Saturday, 20 September 2014
Somebody at Librivox came up with the wizard wheeze of loading some of their catalogue onto iTunes. This is a great way of listening because you just download each episode when you have finished the previous one. Genius. But of course you might find it easier to download straight from the Librivox site as well. Librivox recordings are done by enthusiastic amateurs to whom we should all be grateful, but inevitably some people have better voices for listening to than others. The Byzantine Empire series is one of the better ones. This is very traditional history as story telling in the Victorian vein. To be fair, when Charles William Chadwick Oman wrote it, this was a pioneering style. It is out of fashion now with academic historians but does make for a good listen. If getting lost in the webs and intrigues of the Byzantine Empire is something that appeals to you, this is a good way to do it.
Friday, 19 September 2014
Dan Carlin's podcast is well named, it is indeed hard core history for hard core history fans. I don't think Dan's style is applicable to much of history. He needs the extreme, the dramatic and the ear catching for his dramatic style to work. But when he is on a subject that suits him, he is unbeatable. The build up to the first world war is just such a subject. Needless to say it goes on for a long time, and is definitely not too short. But the length makes it immersive. And compelling. You might want to get back to the reassuring reality of the day to day, but you just can't stop listening.
Not recommended for depressives, but superb for the rest of us.

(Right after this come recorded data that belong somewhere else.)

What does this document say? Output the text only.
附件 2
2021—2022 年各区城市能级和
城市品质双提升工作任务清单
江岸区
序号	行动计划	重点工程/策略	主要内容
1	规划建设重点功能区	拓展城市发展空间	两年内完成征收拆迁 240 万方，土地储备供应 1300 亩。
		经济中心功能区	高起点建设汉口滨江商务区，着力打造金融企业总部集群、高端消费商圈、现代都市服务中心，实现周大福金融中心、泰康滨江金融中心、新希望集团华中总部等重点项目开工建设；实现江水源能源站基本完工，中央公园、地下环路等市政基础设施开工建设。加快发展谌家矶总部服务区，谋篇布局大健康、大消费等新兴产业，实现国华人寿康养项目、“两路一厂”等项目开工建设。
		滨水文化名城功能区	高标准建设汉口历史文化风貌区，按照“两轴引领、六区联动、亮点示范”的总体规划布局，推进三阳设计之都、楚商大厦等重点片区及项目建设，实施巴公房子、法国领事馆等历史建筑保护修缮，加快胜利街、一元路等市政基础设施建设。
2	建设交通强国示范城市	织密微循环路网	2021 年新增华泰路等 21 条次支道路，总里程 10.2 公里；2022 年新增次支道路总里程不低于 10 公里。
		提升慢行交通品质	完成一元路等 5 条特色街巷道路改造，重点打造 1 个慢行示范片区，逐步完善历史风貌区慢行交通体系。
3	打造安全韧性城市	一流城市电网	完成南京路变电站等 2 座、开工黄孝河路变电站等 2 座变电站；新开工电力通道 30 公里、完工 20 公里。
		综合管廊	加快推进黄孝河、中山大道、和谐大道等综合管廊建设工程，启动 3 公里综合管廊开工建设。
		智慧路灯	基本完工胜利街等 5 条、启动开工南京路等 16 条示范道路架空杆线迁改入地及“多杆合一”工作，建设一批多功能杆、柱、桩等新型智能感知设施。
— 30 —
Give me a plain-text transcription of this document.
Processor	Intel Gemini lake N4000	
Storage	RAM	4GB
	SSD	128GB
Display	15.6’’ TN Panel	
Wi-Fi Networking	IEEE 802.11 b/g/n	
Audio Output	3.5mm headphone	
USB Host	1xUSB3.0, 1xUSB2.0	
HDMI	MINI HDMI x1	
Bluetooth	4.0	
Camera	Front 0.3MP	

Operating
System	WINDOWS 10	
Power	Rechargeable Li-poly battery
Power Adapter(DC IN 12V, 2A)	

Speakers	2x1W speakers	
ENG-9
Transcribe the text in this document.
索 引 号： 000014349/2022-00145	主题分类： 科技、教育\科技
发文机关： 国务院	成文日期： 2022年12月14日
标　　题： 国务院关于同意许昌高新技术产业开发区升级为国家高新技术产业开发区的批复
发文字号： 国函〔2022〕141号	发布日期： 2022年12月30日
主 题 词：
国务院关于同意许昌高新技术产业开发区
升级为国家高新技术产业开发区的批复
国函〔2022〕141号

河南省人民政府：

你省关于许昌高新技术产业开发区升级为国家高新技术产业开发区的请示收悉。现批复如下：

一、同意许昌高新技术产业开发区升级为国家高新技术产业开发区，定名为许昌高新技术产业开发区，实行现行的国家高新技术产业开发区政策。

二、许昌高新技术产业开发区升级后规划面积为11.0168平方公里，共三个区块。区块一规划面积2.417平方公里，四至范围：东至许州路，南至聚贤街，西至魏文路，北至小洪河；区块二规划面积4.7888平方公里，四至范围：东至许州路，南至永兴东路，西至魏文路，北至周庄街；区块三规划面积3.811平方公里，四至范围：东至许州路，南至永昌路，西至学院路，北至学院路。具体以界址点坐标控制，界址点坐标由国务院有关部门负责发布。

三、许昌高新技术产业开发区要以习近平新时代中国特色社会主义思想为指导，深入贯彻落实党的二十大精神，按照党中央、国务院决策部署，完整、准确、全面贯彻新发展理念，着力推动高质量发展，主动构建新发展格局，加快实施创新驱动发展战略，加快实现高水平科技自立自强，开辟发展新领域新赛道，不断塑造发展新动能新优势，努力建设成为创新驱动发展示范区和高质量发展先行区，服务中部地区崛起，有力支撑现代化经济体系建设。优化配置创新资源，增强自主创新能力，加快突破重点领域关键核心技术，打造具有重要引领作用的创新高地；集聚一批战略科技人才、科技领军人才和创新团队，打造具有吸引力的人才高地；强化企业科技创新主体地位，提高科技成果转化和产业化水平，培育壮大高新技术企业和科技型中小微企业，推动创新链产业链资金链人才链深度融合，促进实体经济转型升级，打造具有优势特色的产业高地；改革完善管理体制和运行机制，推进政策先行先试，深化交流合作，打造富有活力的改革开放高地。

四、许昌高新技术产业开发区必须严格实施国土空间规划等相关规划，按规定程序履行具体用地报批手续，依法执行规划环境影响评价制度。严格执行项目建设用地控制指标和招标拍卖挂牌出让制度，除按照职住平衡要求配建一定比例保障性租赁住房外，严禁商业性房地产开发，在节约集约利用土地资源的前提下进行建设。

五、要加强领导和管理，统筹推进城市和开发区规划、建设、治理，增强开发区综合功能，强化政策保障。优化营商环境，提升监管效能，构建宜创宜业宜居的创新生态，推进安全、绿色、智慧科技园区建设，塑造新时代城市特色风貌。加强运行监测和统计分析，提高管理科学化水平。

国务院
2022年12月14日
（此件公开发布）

Thursday, 18 September 2014
Simple ideas are often really good ideas. Why not just do a podcast about the myths and the stories from Ancient Greece and Rome? Why not indeed. That is just what Paul Vincent has done, and has done rather well. As is often the case, he takes a few episodes to get into his stride so if you are starting from the beginning bear with it. (I am not saying it is a bad start, just that the early episodes aren't representative of the normal standard.) This is very much a podcast to enjoy and not one that has any pretensions to being academic, but I have a feeling that that is what a lot of people want. And the stories of course have been road tested over many centuries.
Wednesday, 17 September 2014
The Russian Empire's antisemitism was just as morally reprehensible as antisemitism in other parts of Europe. But it had some unique features, in particular it was often rather short of Jews suitable to persecute. When it did engage in active persecution it took some strange forms. This podcast is about a book covering the trial of a particularly incongruous victim. He was a successful manager and fairly unobservant Jew who would not have attracted much attention. His misfortune was to be the Jew who happened to live closest to the place the body of a murdered Russian boy.
He had been stabbed multiple times and this somehow put some people in mind of the pervasive notion going back to the Middle Ages that Jews required the blood of Christian children for their religious ceremonies. There was, needles to say, not a scrap of evidence against the unfortunate Jew. The way the trial unfolded reveals a lot about the state of Russia at the time. A fascinating discussion that is well worth downloading.
Tuesday, 16 September 2014
New Books in History - Andrew Demshuk The Lost German East: Forced Migration and the Politics of Memory, 1945-1970
George Orwell was one of the few journalists in western Europe who pointed out the issues raised by the displacement of the German population from the parts of Germany that were being transferred to Poland. Borders had changed often in European history but it was rare for the people to be moved with them. What became of those people was a major factor in the development of post-war Germany, but one that almost nobody wanted to talk about.
This podcast goes into some fascinating details about just how these people were discretely dealt with and how it turned out that one of the biggest groups of displaced people in history didn't give rise to one of the biggest political problems in history.
Monday, 15 September 2014
Colin of the History Books Review has decided he can't wait for somebody to write a book about the Scottish Independence vote and has gone ahead and done a podcast about it anyway. He was in too much of a rush to provide his usual transcript - or at least he hasn't done so yet - so you'll have to find it on iTunes if you want to hear it.
He puts it in historical context and it sounds like he quite likes the idea in some ways even though he ends up with a plea to vote to maintain the union. (It was recorded before the vote took place.)
It's good to hear something from someone without too much of an axe to grind.
Sunday, 14 September 2014
The History of Philosophy Without Any Gaps podcast is a great podcast if you like philosophy, but obviously is not so good if you like gaps. The ambition is no mean one. It covers the whole history of philosophy from its beginnings in Ancient Greece onwards leaving nothing out.
For such a heavy subject the style is light with heavy use of puns and references to the host's, Peter Adamson, partiality for giraffes and Buster Keaton. It is geared towards the person who is interested in philosophy rather than the philosopher and assumes no prior knowledge. Well worth adding to your list - but do start from the beginning. It does make frequent references to earlier episodes so it isn't designed for dipping into. But with those very very minor caveats - this is highly recommended.